We identified the need to create quality, luxury equivalent apartment-style living for people that don’t want to maintain a big home but want to stay in their community. We want to provide them that opportunity to have high quality of living in the community they love at an affordable price.

And then simultaneously, when they move out of their home, it gives an opportunity for a new young family to come into that into that community. And new young families bring a new vibrancy – they’re going to bring new money, they’re going to perform renovations on these homes. So, it’s vital to build these homes in great neighborhoods.

Then, there is the second component. A lot of these kids love their town, they grew up in the town, they love the town, they would like to go back to the town, but maybe they can’t necessarily afford it. We’re going to be able to offer them a place to live in their community at a price that’s affordable for them, even at their early-stage jobs.

What projects are you currently working on?

We just finished 103 units multifamily in Orange, New Jersey – the 606 Freeman St. property called The Mural.
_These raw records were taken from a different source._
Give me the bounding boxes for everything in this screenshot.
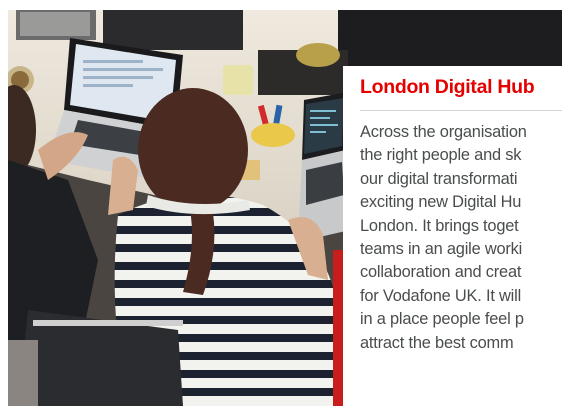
card-body-line: the right people and sk [360, 146, 522, 165]
card-body-line: our digital transformati [360, 169, 518, 188]
card-body-line: teams in an agile worki [360, 240, 523, 259]
card-body: Across the organisation the right people… [360, 121, 562, 355]
card-title: London Digital Hub [360, 76, 535, 98]
card-body-line: for Vodafone UK. It will [360, 286, 522, 305]
card-body-line: attract the best comm [360, 333, 514, 352]
card-body-line: in a place people feel p [360, 310, 524, 329]
card-body-line: London. It brings toget [360, 216, 519, 235]
card-body-line: collaboration and creat [360, 263, 522, 282]
card-body-line: exciting new Digital Hu [360, 193, 522, 212]
card-body-line: Across the organisation [360, 123, 527, 141]
info-card: London Digital Hub Across the organisati… [343, 66, 562, 406]
title-divider [360, 110, 562, 111]
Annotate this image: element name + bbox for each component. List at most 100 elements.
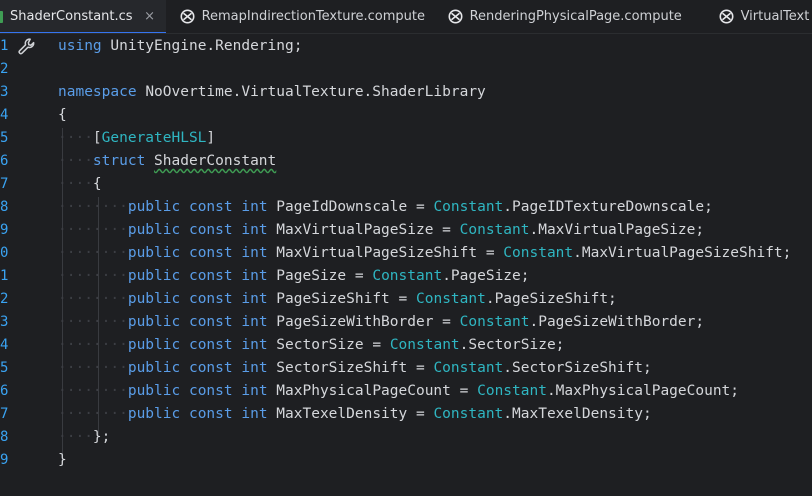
line-number[interactable]: 1 (0, 265, 14, 288)
code-line-member: ········public const int PageSizeWithBor… (58, 314, 705, 330)
keyword: const (188, 222, 233, 238)
keyword: int (241, 268, 268, 284)
line-number[interactable]: 4 (0, 104, 14, 127)
member-name: MaxTexelDensity (276, 406, 408, 422)
line-number[interactable]: 8 (0, 196, 14, 219)
line-number[interactable]: 0 (0, 242, 14, 265)
code-line-member: ········public const int MaxTexelDensity… (58, 406, 652, 422)
member-value: .MaxVirtualPageSize; (529, 222, 705, 238)
keyword: const (188, 268, 233, 284)
operator: = (485, 245, 495, 261)
brace: } (58, 452, 67, 468)
class-ref: Constant (433, 360, 504, 376)
member-name: PageSizeWithBorder (276, 314, 434, 330)
operator: = (415, 199, 425, 215)
line-number[interactable]: 8 (0, 426, 14, 449)
line-number[interactable]: 7 (0, 403, 14, 426)
code-line: { (58, 104, 67, 127)
line-number[interactable]: 6 (0, 150, 14, 173)
shader-file-icon (180, 9, 195, 24)
tab-virtualtexture-partial[interactable]: VirtualText (705, 0, 810, 33)
code-line-member: ········public const int SectorSize = Co… (58, 337, 565, 353)
operator: = (398, 291, 408, 307)
member-value: .PageSizeWithBorder; (529, 314, 705, 330)
code-line-member: ········public const int PageSize = Cons… (58, 268, 530, 284)
line-number[interactable]: 9 (0, 219, 14, 242)
tab-label: VirtualText (740, 9, 810, 24)
member-value: .MaxTexelDensity; (503, 406, 652, 422)
tab-shaderconstant-cs[interactable]: ShaderConstant.cs × (0, 0, 166, 33)
tab-renderingphysicalpage-compute[interactable]: RenderingPhysicalPage.compute (434, 0, 705, 33)
keyword: public (127, 360, 181, 376)
keyword: int (241, 222, 268, 238)
keyword: public (127, 245, 181, 261)
keyword: int (241, 360, 268, 376)
member-name: SectorSize (276, 337, 364, 353)
line-number[interactable]: 9 (0, 449, 14, 472)
line-number[interactable]: 5 (0, 357, 14, 380)
member-value: .SectorSize; (459, 337, 565, 353)
member-value: .PageSize; (442, 268, 530, 284)
namespace-name: NoOvertime.VirtualTexture.ShaderLibrary (145, 84, 486, 100)
keyword: public (127, 222, 181, 238)
member-name: MaxVirtualPageSize (276, 222, 434, 238)
code-line-member: ········public const int PageIdDownscale… (58, 199, 713, 215)
member-name: PageSize (276, 268, 347, 284)
keyword: const (188, 245, 233, 261)
class-ref: Constant (416, 291, 486, 307)
line-number[interactable]: 2 (0, 58, 14, 81)
line-number[interactable]: 1 (0, 35, 14, 58)
code-line: using UnityEngine.Rendering; (58, 35, 302, 58)
class-ref: Constant (389, 337, 460, 353)
namespace-ref: UnityEngine.Rendering; (110, 38, 303, 54)
line-number[interactable]: 5 (0, 127, 14, 150)
keyword: public (127, 314, 181, 330)
line-number[interactable]: 3 (0, 81, 14, 104)
line-number[interactable]: 6 (0, 380, 14, 403)
keyword: const (188, 199, 233, 215)
code-line: ····}; (58, 429, 111, 445)
line-number[interactable]: 2 (0, 288, 14, 311)
keyword: int (241, 406, 268, 422)
code-line-member: ········public const int MaxPhysicalPage… (58, 383, 740, 399)
keyword: public (127, 383, 181, 399)
file-modified-marker (0, 0, 10, 33)
brace: }; (92, 429, 111, 445)
keyword: int (241, 383, 268, 399)
code-line: namespace NoOvertime.VirtualTexture.Shad… (58, 81, 486, 104)
keyword: public (127, 337, 181, 353)
line-number[interactable]: 7 (0, 173, 14, 196)
wrench-icon[interactable] (17, 37, 37, 57)
keyword: int (241, 291, 268, 307)
class-ref: Constant (372, 268, 443, 284)
member-value: .MaxVirtualPageSizeShift; (573, 245, 792, 261)
bracket: ] (206, 130, 216, 146)
keyword: namespace (58, 84, 137, 100)
operator: = (442, 222, 451, 238)
keyword: int (241, 337, 268, 353)
code-editor[interactable]: using UnityEngine.Rendering; namespace N… (58, 34, 812, 496)
code-line-member: ········public const int MaxVirtualPageS… (58, 222, 705, 238)
keyword: int (241, 314, 268, 330)
code-line: } (58, 449, 67, 472)
operator: = (415, 406, 425, 422)
close-icon[interactable]: × (144, 9, 156, 24)
code-line-member: ········public const int PageSizeShift =… (58, 291, 617, 307)
keyword: public (127, 291, 181, 307)
brace: { (58, 107, 67, 123)
operator: = (442, 314, 451, 330)
operator: = (459, 383, 469, 399)
keyword: const (188, 337, 233, 353)
editor-tab-bar: ShaderConstant.cs × RemapIndirectionText… (0, 0, 812, 34)
keyword: public (127, 199, 181, 215)
tab-label: RenderingPhysicalPage.compute (469, 9, 682, 24)
member-name: SectorSizeShift (276, 360, 408, 376)
tab-remapindirectiontexture-compute[interactable]: RemapIndirectionTexture.compute (166, 0, 434, 33)
line-number[interactable]: 4 (0, 334, 14, 357)
member-value: .SectorSizeShift; (503, 360, 652, 376)
code-line: ····struct ShaderConstant (58, 153, 277, 169)
attribute-name: GenerateHLSL (101, 130, 207, 146)
keyword: const (188, 406, 233, 422)
line-number[interactable]: 3 (0, 311, 14, 334)
code-line: ····[GenerateHLSL] (58, 130, 216, 146)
We’re in process of leasing up – we’re about 50%, leased, and we just opened our doors on Jan. 18. And we’ve got 1,137 units that we’re building in Cape Coral, Florida. We’re about to break ground on that in March – it is affordable luxury housing.

I have this notion of a bell curve – there is the bottom 20%, the top 20%, but there are a lot of places where those segments of the population who need to be serviced are the middle 60% That’s what we focus on – the people in the middle of the income bracket and the median income, and we try to build housing that is better than what they might expect, but affordable for the dollars they make.